Although it is not intended that the scope of the invention be limited to any particular cell type, in one preferred embodiment, the derived cell is an embryonic cell.
Additionally, it is contemplated that the methods of the invention are not limited to any particular type of expression. In one preferred embodiment, expression is transient. In an alternative preferred embodiment the expression is stable.
The invention further provides a method for identifying one or more functions of a first DNA sequence comprised in a genome of a first organism, comprising: a) providing: i) an oocyte derived from a second organism, wherein the derived oocyte comprises a genome comprising a second DNA sequence homologous to the first DNA sequence, and wherein the second DNA sequence encodes an RNA sequence; and ii) a ribozyme sequence capable of cleaving the RNA sequence; b) introducing the ribozyme sequence into the derived oocyte to generate a manipulated oocyte, wherein the introducing is under conditions such that the RNA sequence is cleaved by the ribozyme sequence; and c) detecting one or more changes in the manipulated oocyte relative to the derived oocyte thereby identifying at least one function for the first DNA sequence in the first organism.

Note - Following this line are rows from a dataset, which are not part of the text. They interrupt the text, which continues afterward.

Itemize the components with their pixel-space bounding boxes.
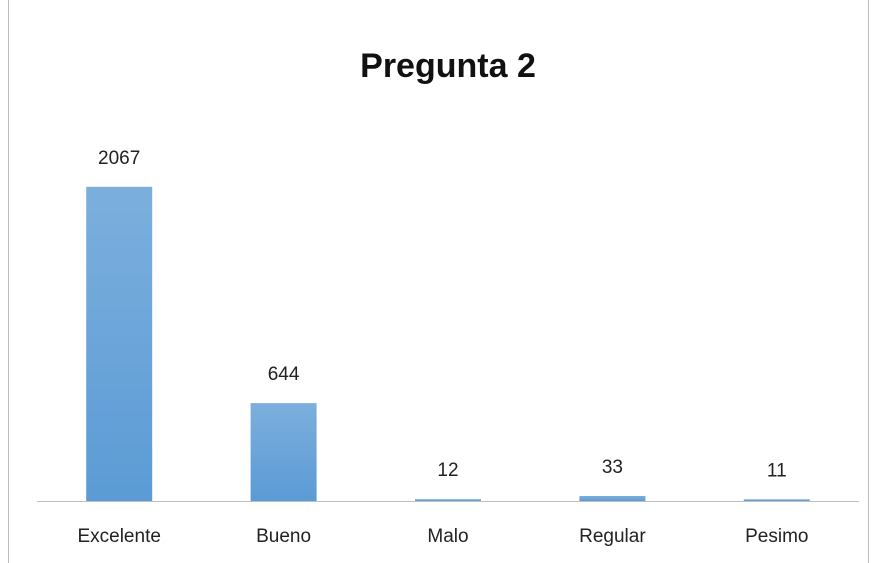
x-tick-label: Excelente	[77, 526, 160, 547]
x-tick-label: Regular	[579, 526, 646, 547]
bar	[579, 495, 646, 501]
data-label: 12	[437, 460, 458, 481]
bar	[250, 403, 317, 501]
chart-title: Pregunta 2	[360, 47, 536, 85]
chart-frame	[8, 0, 869, 563]
data-label: 33	[602, 457, 623, 478]
bar	[86, 186, 153, 502]
bar	[415, 499, 481, 501]
data-label: 11	[767, 460, 787, 481]
x-tick-label: Bueno	[256, 526, 311, 547]
bar	[743, 499, 810, 501]
data-label: 2067	[98, 148, 140, 169]
data-label: 644	[268, 364, 300, 385]
x-tick-label: Pesimo	[745, 526, 808, 547]
x-tick-label: Malo	[427, 526, 468, 547]
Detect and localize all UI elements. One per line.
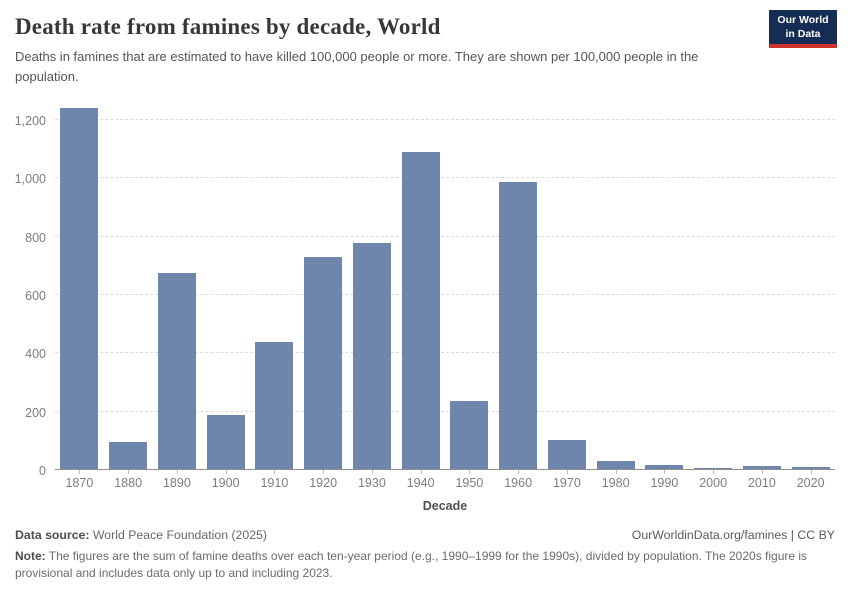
x-axis-tick (371, 470, 373, 474)
bar-1920[interactable] (304, 257, 343, 470)
x-axis-tick-label-1890: 1890 (162, 476, 191, 490)
page-title: Death rate from famines by decade, World (15, 14, 441, 39)
gridline-400 (55, 352, 835, 354)
y-axis-tick-label: 400 (25, 347, 46, 362)
x-axis-tick-label-1910: 1910 (260, 476, 289, 490)
y-axis-tick-label: 600 (25, 289, 46, 304)
bar-1960[interactable] (499, 181, 538, 470)
owid-logo[interactable]: Our World in Data (769, 10, 837, 49)
x-axis-tick-label-1980: 1980 (601, 476, 630, 490)
x-axis-tick (274, 470, 276, 474)
x-axis-tick (225, 470, 227, 474)
x-axis-tick (518, 470, 520, 474)
bar-slot-2000 (689, 104, 738, 470)
bar-1890[interactable] (157, 273, 196, 470)
plot-area: 0 200 400 600 800 1,000 1,200 (15, 104, 835, 478)
bar-1910[interactable] (255, 341, 294, 470)
x-axis-tick (420, 470, 422, 474)
bar-slot-1880 (104, 104, 153, 470)
note-text: The figures are the sum of famine deaths… (15, 549, 808, 581)
bar-slot-1940 (396, 104, 445, 470)
bar-2020[interactable] (791, 466, 830, 470)
x-axis-tick-label-1970: 1970 (552, 476, 581, 490)
y-axis-tick-label: 1,200 (14, 114, 46, 129)
bar-1930[interactable] (352, 242, 391, 470)
x-axis-tick (761, 470, 763, 474)
attribution-link[interactable]: OurWorldinData.org/famines | CC BY (631, 528, 835, 542)
gridline-1000 (55, 177, 835, 179)
chart-footer: Data source: World Peace Foundation (202… (15, 528, 835, 583)
gridline-800 (55, 235, 835, 237)
bar-slot-2010 (738, 104, 787, 470)
x-axis-tick-label-1920: 1920 (309, 476, 338, 490)
bar-slot-1930 (348, 104, 397, 470)
y-axis-tick-label: 0 (39, 464, 46, 478)
x-axis-tick (469, 470, 471, 474)
bar-1940[interactable] (401, 152, 440, 470)
bar-slot-1870 (55, 104, 104, 470)
owid-logo-line2: in Data (785, 27, 821, 40)
x-axis-tick-label-1880: 1880 (114, 476, 143, 490)
bars-row (55, 104, 835, 470)
y-axis-tick-label: 200 (25, 405, 46, 420)
bar-slot-1910 (250, 104, 299, 470)
bar-slot-1890 (153, 104, 202, 470)
x-axis-tick (176, 470, 178, 474)
y-axis-tick-label: 800 (25, 230, 46, 245)
bar-2010[interactable] (742, 465, 781, 470)
bar-slot-1950 (445, 104, 494, 470)
bar-slot-1900 (201, 104, 250, 470)
x-axis-line (55, 469, 835, 470)
x-axis-tick (566, 470, 568, 474)
bar-1900[interactable] (206, 414, 245, 470)
bar-1970[interactable] (547, 439, 586, 470)
bar-chart: 0 200 400 600 800 1,000 1,200 1870 1880 1890 1900… (15, 104, 835, 513)
x-axis-tick (664, 470, 666, 474)
x-axis-tick (615, 470, 617, 474)
x-axis-tick-label-1900: 1900 (211, 476, 240, 490)
bar-slot-1970 (543, 104, 592, 470)
bar-slot-2020 (786, 104, 835, 470)
gridline-1200 (55, 119, 835, 121)
data-source-label: Data source: (15, 528, 90, 542)
x-axis-tick-label-2020: 2020 (796, 476, 825, 490)
gridline-600 (55, 294, 835, 296)
x-axis-labels: 1870 1880 1890 1900 1910 1920 1930 1940 1950 1960… (55, 470, 835, 490)
bar-1880[interactable] (109, 442, 148, 470)
x-axis-tick (810, 470, 812, 474)
x-axis-tick (79, 470, 81, 474)
chart-subtitle: Deaths in famines that are estimated to … (15, 49, 699, 84)
data-source-line: Data source: World Peace Foundation (202… (15, 528, 267, 542)
gridline-200 (55, 410, 835, 412)
y-axis-tick-label: 1,000 (14, 172, 46, 187)
x-axis-tick-label-1990: 1990 (650, 476, 679, 490)
x-axis-tick (323, 470, 325, 474)
x-axis-tick-label-1930: 1930 (357, 476, 386, 490)
bar-2000[interactable] (694, 467, 733, 470)
note-label: Note: (15, 549, 46, 563)
footnote: Note: The figures are the sum of famine … (15, 548, 835, 583)
x-axis-tick-label-1950: 1950 (455, 476, 484, 490)
bar-slot-1980 (591, 104, 640, 470)
bar-slot-1920 (299, 104, 348, 470)
x-axis-tick (128, 470, 130, 474)
x-axis-tick-label-1870: 1870 (65, 476, 94, 490)
bar-1950[interactable] (450, 401, 489, 470)
owid-logo-line1: Our World (777, 14, 829, 26)
bar-slot-1990 (640, 104, 689, 470)
x-axis-tick (713, 470, 715, 474)
x-axis-tick-label-2000: 2000 (699, 476, 728, 490)
x-axis-tick-label-2010: 2010 (747, 476, 776, 490)
x-axis-title: Decade (422, 499, 468, 513)
bar-1870[interactable] (60, 107, 99, 470)
bar-1990[interactable] (645, 465, 684, 470)
bar-slot-1960 (494, 104, 543, 470)
bar-1980[interactable] (596, 461, 635, 470)
x-axis-tick-label-1940: 1940 (406, 476, 435, 490)
x-axis-tick-label-1960: 1960 (504, 476, 533, 490)
data-source-text: World Peace Foundation (2025) (89, 528, 268, 542)
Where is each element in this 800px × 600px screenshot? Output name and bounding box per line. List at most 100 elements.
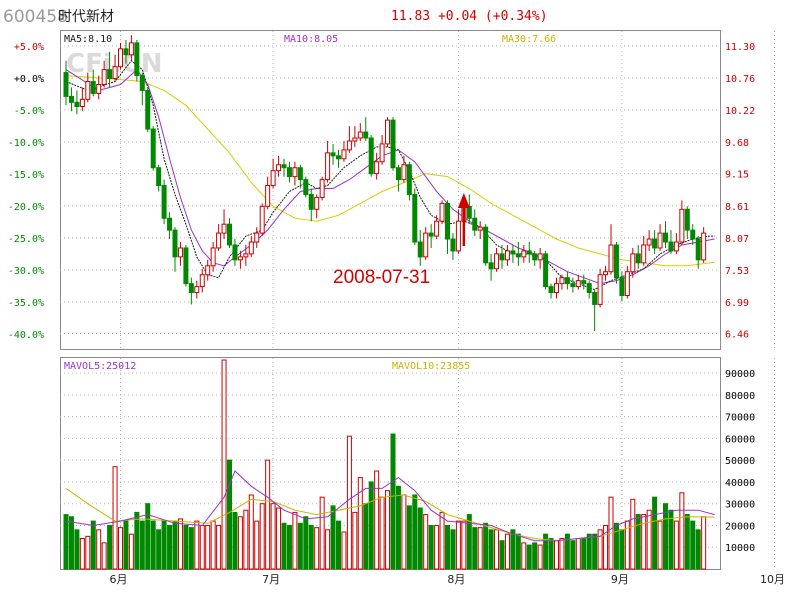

Also provided ny the present invention is a method for identifying one or more functions of a first DNA sequence comprised in a genome of a first organism, comprising: a) providing: i) a cell derived from a second organism, wherein the derived cell is transparent and comprises a genome comprising a second DNA sequence homologous to the first DNA sequence, and wherein the second DNA sequence encodes an RNA sequence; and ii) a ribozyme sequence capable of cleaving the RNA sequence; b) introducing the ribozyme sequence into the derived cell to generate a manipulated cell, wherein the introducing is under conditions such that the RNA sequence is cleaved by the ribozyme sequence; and c) detecting one or more changes in the manipulated cell relative to the derived cell thereby identifying at least one function for the first DNA sequence in the first organism.